Pinky takes to heart the precise wording of Miss Em’s bequest, ‘being an expression of my genuine regard for her and my confidence in the use to which she will put this property’.   Being taken to court to fight for it sharpens Pinky’s determination to justify her benefactor’s ‘confidence’ and to live as a woman of colour.  She’s already told Tom Adams, who has tracked Pinky down to Dicey’s shack, the truth of her ethnic identity.  Tom still wants to marry her but on the understanding that she’ll continue to conceal her colour from the rest of the world.  Pinky eventually tells him that ‘I can’t deny it – I can’t pretend to be anything else, and I don’t want to be anything else’, and Tom exits sharply.
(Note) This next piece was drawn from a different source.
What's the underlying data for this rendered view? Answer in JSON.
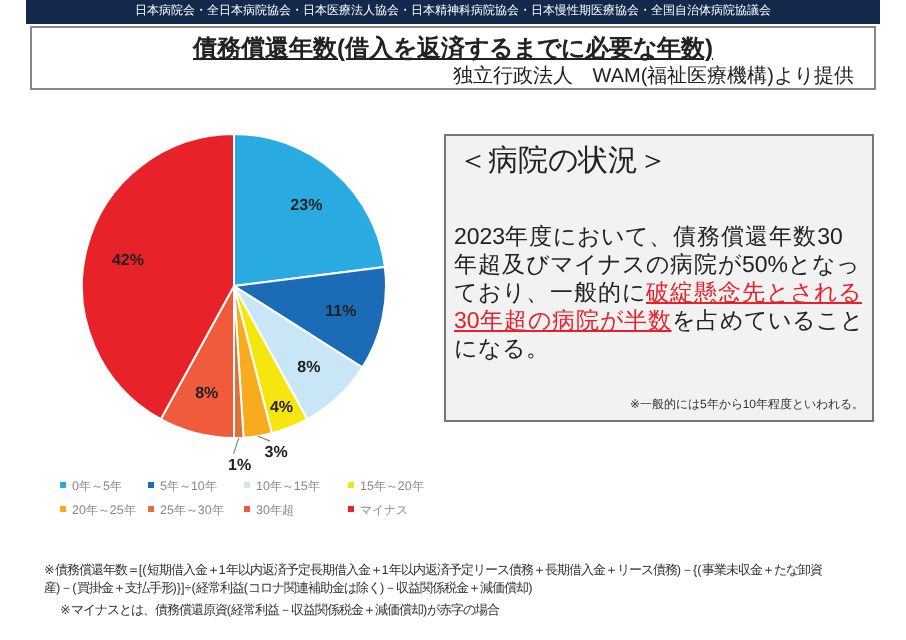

In the film’s final sequence, Pinky has turned her inheritance into ‘Miss Em’s Nursery and Clinic’, peopled by African-American staff and children.  Like the casting of Jeanne Crain, the ending is designed to appeal to white audiences (which Pinky certainly succeeded in doing:  it was 20th Century Fox’s top-grossing film of 1949) and is a cop out.   The screenplay, by Philip Dunne and Dudley Nichols, is adapted from a novel, Quality, by Cid Ricketts Sumner.  In his excellent book Toms, Coons, Mulattoes, Mammies & Bucks (1973), the black film historian Donald Bogle explains and comments as follows:

‘In Quality … Pinky won her courtroom case, but the Ku Klux Klan burned down Miss Em’s house in retaliation.  That ending was far more honest than the optimistic everything’s-gonna-work-out-fine tone at the film’s end, when a group of cute ebony nurses are seen laughing in the converted hospital.’

2 February 2020

[1]  Quoted by Lorraine LoBianco, tcm.com

[2]  ibid.

[3]  I assumed this actor wouldn’t have been in the film if Elia Kazan had had a say in the casting.  It was a surprise to see Dan Riss, just a couple of days later, in Panic in the Streets, in which Kazan ‘handpicked everybody’.  Dan Riss overacts in that film, too.